Overview
At Sweatcoin, we’re driven by a shared mission to make the world more active. We value creativity, collaboration, and solving complex problems. Our iOS and Android apps have more than 200M installs and 15M+ active users with a growing set of partners and independent research showing our impact on activity.
This is an exciting opportunity to make a huge impact on our data platform as we transition to a more scalable and efficient architecture. If you thrive on solving complex data challenges and want to be part of a high-performing team, we’d love to hear from you!
What we offer:
- A team of exceptional people who celebrate our community by being supportive and creative. The head of data once worked on a mind-reading helmet; a software developer has a certified psychological practice; QA professionals with unique backgrounds; and a number of musicians who help us stay innovative. We multiply each other’s talents to develop a product we’re all proud of.
- A product that promotes health and fitness in 100 countries with inspiring stories like this: https://blog.sweatco.in/one-sweatcoiners-journey-to-100000-steps/
- A startup that actually works. We are self-sufficient and supported by investors to keep growing. We recently broke a record of 10M new users each week.
- Models that help verify steps so there is no cheating for coins.
- Automatised analytics, a modern data stack (Snowplow, BigQuery, Airflow, Looker) and integrated tooling.
What you will do:
- Lead and execute the migration from Firebase-BigQuery-Looker to a self-hosted stack including Snowplow, Kafka, ClickHouse, Trino, Spark, S3, and Redash.

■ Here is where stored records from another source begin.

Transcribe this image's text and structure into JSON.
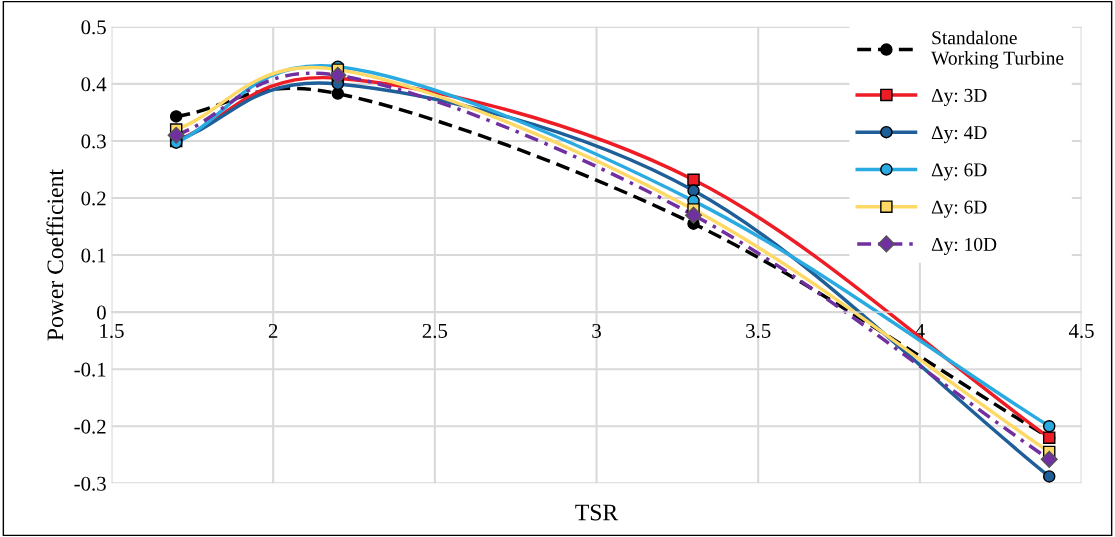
{
  "chart_data": {
    "type": "line",
    "xlabel": "TSR",
    "ylabel": "Power Coefficient",
    "xlim": [
      1.5,
      4.5
    ],
    "xticks": [
      1.5,
      2,
      2.5,
      3,
      3.5,
      4,
      4.5
    ],
    "ylim": [
      -0.3,
      0.5
    ],
    "yticks": [
      -0.3,
      -0.2,
      -0.1,
      0,
      0.1,
      0.2,
      0.3,
      0.4,
      0.5
    ],
    "grid": true,
    "legend": "top right",
    "x": [
      1.7,
      2.2,
      3.3,
      4.4
    ],
    "series": [
      {
        "name": "Standalone Working Turbine",
        "color": "#000000",
        "marker": "circle",
        "line_style": "dashed",
        "values": [
          0.343,
          0.383,
          0.155,
          -0.22
        ]
      },
      {
        "name": "Δy: 3D",
        "color": "#ee1c25",
        "marker": "square",
        "values": [
          0.3,
          0.41,
          0.232,
          -0.22
        ]
      },
      {
        "name": "Δy: 4D",
        "color": "#1f5f99",
        "marker": "circle",
        "values": [
          0.3,
          0.4,
          0.213,
          -0.288
        ]
      },
      {
        "name": "Δy: 6D",
        "color": "#29abe2",
        "marker": "circle",
        "values": [
          0.297,
          0.43,
          0.195,
          -0.2
        ]
      },
      {
        "name": "Δy: 6D",
        "color": "#ffd966",
        "marker": "square",
        "values": [
          0.32,
          0.425,
          0.18,
          -0.245
        ]
      },
      {
        "name": "Δy: 10D",
        "color": "#7030a0",
        "marker": "diamond",
        "line_style": "dashdot",
        "values": [
          0.31,
          0.415,
          0.17,
          -0.258
        ]
      }
    ]
  }
}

- Design, develop, and optimise scalable, high-performance data pipelines.
- Automate data processing and workflow orchestration.
- Enhance data infrastructure reliability, scalability, and cost-efficiency.
- Collaborate with engineers and analysts to define best practices for data processing, storage, and governance.
- Develop internal tools for data quality monitoring, lineage tracking, and debugging.
- Optimize query performance and ensure efficient data modeling.
What we expect from you:
- Expertise in Data Engineering: Strong experience building, maintaining, and optimizing ETL/ELT pipelines.
- Strong Coding Skills: Proficiency in Python and SQL for data processing and analytics.
- Distributed Systems Experience: Hands-on experience with Kafka, Trino, ClickHouse, Spark, or similar.
- Cloud & Storage: Experience with S3 or equivalent object storage solutions.
- Infrastructure & Tooling: Proficiency with Docker, Kubernetes, Git, and CI/CD pipelines.
- Orchestration & Automation: Familiarity with workflow orchestration tools like Airflow or dbt.
- Analytical Thinking: Ability to optimize system performance and troubleshoot complex data issues.
- Self-Starter Mentality: Comfortable working in a fast-paced, evolving environment with minimal supervision.
- Strong Communication Skills: Fluent English to ensure smooth collaboration within the team.
Nice to have:
- Experience with Snowplow for event tracking and data collection.
- Knowledge of data governance and security best practices.
- Familiarity with machine learning pipelines and real-time analytics.
What you get in return:
- Remote-friendly and flexible working hours. Performance is based on output, not hours spent; you can be wherever you want.
- Apple devices for work
- Team buildings abroad in exciting locations
- Health insurance coverage
- WellBeing program, which supports up to 2 counselling sessions per month
- Unlimited time-off policy
If you feel that this is a match, we’d be excited to have you on our team!